Thursday, October 25, 2007

Part Two: Chapter 2, by Laura, Catherine, & Kira

1. “A Description of the Farmer’s Daughter. The Author, carried to a Market-Town, and then to the Metropolis. The Particulars of his Journey.”

2. The farmer’s 9-year-old daughter adopts Gulliver as her pet and teaches him the language, sews him clothes, and provides him with a bed. She calls him Grildrig, and he calls us Glumdalclitch (Little Nurse). Word gets around about Gulliver, and so he is brought to the market to amuse the town. He travels to various cities where his master makes him perform in front of crowds. The daughter thinks that her parents are going to let her keep Grildrig for a while, but that then they are going to see him like all her other pets.

3. “As to the ignominy of being carried about for a monster, I considered myself to be a perfect stranger in the country; and that such a misfortune could never be charged upon me as a reproach if ever I should return to England; since the king of Great Britain himself, in my condition, must have undergone the same distress” (64).

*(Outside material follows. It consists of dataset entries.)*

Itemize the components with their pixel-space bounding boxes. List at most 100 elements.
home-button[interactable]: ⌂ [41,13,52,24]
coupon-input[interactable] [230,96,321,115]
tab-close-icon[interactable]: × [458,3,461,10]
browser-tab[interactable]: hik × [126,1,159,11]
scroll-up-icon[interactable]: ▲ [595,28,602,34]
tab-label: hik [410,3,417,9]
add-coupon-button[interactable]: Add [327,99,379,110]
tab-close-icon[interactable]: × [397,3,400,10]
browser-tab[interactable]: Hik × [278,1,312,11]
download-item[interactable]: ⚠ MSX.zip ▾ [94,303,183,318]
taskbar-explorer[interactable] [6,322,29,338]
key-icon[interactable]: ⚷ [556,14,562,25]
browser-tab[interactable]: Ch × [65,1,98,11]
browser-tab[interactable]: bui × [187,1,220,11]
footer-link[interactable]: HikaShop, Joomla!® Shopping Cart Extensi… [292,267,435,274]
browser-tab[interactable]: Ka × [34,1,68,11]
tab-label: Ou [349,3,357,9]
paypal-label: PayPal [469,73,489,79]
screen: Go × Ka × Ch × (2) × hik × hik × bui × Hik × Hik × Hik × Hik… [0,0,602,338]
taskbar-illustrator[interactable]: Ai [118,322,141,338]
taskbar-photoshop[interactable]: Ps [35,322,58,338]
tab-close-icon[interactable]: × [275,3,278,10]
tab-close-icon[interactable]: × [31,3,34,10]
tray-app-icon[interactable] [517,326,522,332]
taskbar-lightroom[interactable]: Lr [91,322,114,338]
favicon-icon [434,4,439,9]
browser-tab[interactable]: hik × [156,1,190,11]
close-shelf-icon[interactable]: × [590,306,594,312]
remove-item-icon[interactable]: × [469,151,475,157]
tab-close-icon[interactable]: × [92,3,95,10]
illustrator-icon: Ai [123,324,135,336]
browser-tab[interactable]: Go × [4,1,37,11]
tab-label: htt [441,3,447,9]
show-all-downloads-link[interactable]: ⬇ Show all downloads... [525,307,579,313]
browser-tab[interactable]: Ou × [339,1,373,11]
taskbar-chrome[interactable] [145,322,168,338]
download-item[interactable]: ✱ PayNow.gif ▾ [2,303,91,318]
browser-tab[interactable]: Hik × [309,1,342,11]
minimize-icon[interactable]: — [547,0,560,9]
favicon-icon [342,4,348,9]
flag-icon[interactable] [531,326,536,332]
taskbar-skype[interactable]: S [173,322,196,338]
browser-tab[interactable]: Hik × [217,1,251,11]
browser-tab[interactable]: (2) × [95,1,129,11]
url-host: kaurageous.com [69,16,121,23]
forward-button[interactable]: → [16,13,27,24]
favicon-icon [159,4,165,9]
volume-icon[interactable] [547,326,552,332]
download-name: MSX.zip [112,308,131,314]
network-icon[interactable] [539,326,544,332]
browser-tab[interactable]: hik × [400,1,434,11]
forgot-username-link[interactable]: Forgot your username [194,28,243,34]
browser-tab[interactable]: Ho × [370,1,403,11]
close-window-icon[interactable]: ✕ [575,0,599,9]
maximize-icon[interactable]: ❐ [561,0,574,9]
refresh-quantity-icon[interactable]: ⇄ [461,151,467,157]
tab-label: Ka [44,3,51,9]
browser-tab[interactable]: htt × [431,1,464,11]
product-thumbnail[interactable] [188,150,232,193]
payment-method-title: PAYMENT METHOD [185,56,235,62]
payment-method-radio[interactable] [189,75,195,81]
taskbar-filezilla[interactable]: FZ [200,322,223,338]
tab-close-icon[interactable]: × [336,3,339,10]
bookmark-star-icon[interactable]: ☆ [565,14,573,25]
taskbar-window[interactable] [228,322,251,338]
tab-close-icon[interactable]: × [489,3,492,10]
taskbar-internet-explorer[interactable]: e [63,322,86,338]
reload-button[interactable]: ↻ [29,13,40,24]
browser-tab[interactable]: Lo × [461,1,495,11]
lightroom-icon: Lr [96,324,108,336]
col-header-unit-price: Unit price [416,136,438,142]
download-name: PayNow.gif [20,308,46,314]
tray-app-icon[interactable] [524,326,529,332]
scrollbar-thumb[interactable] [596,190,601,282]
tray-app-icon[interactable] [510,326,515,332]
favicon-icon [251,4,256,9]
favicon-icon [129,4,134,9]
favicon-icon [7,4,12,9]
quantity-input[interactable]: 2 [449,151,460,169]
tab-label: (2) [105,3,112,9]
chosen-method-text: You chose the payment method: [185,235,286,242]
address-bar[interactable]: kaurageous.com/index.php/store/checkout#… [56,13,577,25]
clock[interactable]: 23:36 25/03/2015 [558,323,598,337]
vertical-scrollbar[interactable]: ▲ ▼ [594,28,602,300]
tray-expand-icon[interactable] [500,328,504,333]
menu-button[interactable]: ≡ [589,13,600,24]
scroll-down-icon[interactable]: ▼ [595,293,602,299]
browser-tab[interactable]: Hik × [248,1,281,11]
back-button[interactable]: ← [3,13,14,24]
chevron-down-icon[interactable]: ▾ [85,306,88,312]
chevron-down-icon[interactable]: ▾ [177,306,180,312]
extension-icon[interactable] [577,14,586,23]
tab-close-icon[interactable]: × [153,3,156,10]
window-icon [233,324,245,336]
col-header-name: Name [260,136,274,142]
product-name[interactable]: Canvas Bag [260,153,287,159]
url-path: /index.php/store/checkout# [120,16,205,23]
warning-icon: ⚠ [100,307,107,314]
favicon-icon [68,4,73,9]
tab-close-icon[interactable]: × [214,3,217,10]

Gulliver feels humiliated by being carried around to perform diversions for the natives and by being treated like an animeal. At the same time, however, Gulliver reasons that even the King of England--the person with the highest social standing possible--would be just as powerless if placed in Gulliver's situation. Furthermore, Gulliver is comforted by the knowledge that if he returns to England, no one will know about this humiliation. He longs for the day when he can put his experiences in Brobdingnag behind him, revealing his growing desire to go home.

4. Gulliver's desire to return to England and his overall sentimentality mark a stark change in Gulliver in this new voyage. During his time in Brobdingnag and in this chapter in particular, Gulliver is humbled. The natives listen to him talk about England but disregard his supposed world because they can not imagine how any world of little people could have any importance. Gulliver repeatedly relates his experiences to those in Littleput, where the situation was reversed. He realizes that everything is relative, making him long even more for home, where he is appreciated and recognized as important.